France Plans to End Sales of Gas and Diesel Cars by 2040France Plans to End Sales of Gas and Diesel Cars by 2040

France Plans to End Sales of Gas and Diesel Cars by 2040

The target is less ambitious than that set by countries like Norway and India. However, from a major automobile producer, France’s statement provided additional impetus to efforts against climate change and urban pollution, promoting the use of electric cars.

The timing of the announcement was also significant, a day after the automaker Volvo said it would phase out the internal combustion engine and during a visit to Europe by President Trump.

The announcement by Nicolas Hulot, the French environment minister, was the expression of European leaders’ willingness to pursue an environment program despite Mr Trump’s repudiation of the Paris agreement on climate change.

The plan to eliminate gasoline and diesel cars is part of France’s broader effort to limit global warming, Mr. Hulot describes Thursday. The country also stops issuing new licenses for oil and gas exploration this year and will stop using coal to generate electricity by 2022, he said.

The statement by M. Hulot was the last sign that the internal combustion engine Centennial could fix slowly.

Wednesday Volvo said its new models from 2019 would be automobile or hybrid battery that combines electric motors with diesel or petrol engines.

The Swedish-based company said no new design was introduced that was only powered by conventional internal combustion engines – a first for a major automaker. M. Hulot referred to Volvo during his address in Paris on Thursday.

There was no immediate reaction to the statement from the government of the two major French automakers, Renault and PSA Group, which make Peugeot and Citroen cars.

While electric cars still represent a market, sales rose rapidly. Renault sold 17,000 of its Zoe-powered compact cars during the first six months of 2017, almost the same amount in 2016.

France has faced criticism that its plan was not ambitious enough. Norway plans to sell only electric cars from 2025 and India plans to do so in 2030.

Since cars typically last about 15 years, France’s target means that gasoline and diesel cars would be on the road until 2055. That’s too long to achieve climate change targets in France, said Greg Archer, director of vehicles Clean for transport and environment, defense group in Brussels.

But M. Archer added that the French movement “is absolutely the right direction to take.”

Such an expression of the government’s resolution can encourage companies to devote more resources to the development of electric vehicles and to encourage investors to put money into new clean transportation companies.

France’s move could also put pressure on Germany and other European countries to promote electric vehicles.
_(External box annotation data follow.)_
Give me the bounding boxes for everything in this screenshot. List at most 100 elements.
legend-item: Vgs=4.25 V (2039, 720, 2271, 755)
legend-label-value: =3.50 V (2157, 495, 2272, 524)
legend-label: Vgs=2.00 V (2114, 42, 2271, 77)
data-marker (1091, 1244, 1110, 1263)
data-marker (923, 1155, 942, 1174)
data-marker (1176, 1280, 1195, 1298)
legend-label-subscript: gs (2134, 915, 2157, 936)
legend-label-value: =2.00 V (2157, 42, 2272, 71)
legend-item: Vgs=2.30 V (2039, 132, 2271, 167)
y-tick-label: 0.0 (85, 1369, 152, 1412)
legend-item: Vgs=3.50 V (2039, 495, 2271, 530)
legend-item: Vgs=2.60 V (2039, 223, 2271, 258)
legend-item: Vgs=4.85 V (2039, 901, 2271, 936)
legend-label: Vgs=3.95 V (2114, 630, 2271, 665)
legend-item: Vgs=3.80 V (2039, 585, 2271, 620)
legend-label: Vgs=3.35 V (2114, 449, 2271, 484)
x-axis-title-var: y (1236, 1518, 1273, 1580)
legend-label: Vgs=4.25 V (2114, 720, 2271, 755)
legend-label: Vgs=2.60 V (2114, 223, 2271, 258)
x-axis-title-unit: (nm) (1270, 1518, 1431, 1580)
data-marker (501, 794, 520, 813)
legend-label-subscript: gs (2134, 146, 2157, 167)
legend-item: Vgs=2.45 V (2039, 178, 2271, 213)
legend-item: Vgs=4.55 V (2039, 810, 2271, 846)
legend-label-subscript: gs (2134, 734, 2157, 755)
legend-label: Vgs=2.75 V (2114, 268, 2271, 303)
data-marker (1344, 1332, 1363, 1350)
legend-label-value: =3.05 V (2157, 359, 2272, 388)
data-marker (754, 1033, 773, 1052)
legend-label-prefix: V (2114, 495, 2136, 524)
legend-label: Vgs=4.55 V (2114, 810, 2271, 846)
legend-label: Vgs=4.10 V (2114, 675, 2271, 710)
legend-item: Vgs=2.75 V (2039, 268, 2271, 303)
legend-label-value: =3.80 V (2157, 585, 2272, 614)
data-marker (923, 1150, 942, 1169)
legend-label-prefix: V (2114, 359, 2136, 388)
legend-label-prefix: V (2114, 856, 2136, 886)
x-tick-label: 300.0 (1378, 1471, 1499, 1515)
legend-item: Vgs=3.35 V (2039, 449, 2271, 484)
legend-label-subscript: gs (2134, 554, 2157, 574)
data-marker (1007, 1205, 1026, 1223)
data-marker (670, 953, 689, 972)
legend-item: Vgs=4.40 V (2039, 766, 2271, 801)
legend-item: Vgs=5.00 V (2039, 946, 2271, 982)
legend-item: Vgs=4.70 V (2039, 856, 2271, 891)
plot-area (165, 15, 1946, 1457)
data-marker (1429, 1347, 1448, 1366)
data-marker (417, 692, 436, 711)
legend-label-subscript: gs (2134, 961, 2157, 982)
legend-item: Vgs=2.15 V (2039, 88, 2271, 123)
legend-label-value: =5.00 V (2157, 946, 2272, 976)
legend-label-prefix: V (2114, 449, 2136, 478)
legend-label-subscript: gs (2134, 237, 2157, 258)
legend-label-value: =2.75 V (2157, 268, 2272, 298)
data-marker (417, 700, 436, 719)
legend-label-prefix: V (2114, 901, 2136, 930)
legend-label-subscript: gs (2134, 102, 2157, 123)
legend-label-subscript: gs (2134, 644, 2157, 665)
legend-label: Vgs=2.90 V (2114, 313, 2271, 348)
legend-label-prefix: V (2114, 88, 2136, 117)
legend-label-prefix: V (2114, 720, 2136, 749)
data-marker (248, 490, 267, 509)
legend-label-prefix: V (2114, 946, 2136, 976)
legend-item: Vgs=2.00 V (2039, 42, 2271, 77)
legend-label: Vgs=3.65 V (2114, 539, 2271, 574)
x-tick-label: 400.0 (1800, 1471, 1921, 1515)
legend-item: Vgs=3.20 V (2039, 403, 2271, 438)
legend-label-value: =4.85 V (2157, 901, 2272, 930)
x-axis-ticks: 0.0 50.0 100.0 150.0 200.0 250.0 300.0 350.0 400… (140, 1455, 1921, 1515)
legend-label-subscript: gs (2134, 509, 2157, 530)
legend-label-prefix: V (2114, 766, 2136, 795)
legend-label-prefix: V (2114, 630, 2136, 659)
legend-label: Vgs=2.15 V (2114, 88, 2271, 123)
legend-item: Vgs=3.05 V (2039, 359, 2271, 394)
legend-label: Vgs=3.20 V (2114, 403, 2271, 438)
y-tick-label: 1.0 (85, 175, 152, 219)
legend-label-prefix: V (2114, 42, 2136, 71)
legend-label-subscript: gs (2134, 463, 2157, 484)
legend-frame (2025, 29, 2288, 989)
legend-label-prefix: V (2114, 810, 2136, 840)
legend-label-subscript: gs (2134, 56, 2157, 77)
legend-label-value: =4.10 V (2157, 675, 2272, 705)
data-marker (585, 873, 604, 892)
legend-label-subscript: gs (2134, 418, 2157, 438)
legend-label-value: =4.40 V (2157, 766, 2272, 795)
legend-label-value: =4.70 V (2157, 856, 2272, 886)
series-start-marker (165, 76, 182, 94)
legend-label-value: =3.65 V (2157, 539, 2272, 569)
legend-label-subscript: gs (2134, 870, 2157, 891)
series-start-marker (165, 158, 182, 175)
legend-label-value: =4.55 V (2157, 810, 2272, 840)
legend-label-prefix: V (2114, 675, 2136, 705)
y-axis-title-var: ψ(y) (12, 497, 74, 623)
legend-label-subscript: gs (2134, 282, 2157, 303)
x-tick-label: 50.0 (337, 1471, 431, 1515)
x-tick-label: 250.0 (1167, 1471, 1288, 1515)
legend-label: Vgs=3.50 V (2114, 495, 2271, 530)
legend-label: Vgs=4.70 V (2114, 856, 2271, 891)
However, M. Archer said that it was essential for France to continue incentives and regulations that encourage the use of electric cars. M. Hulot gave no indication of how the Government envisaged to achieve its objective.

The German government initially planned to put a million electric vehicles on the country’s roads by 2020, but admitted that it would not be far from that goal. The government has been slow to provide financial incentives and create public charging stations.

“It’s great to have a vision,” said M. Archer. “Now we have to see the policies in place to achieve that vision.”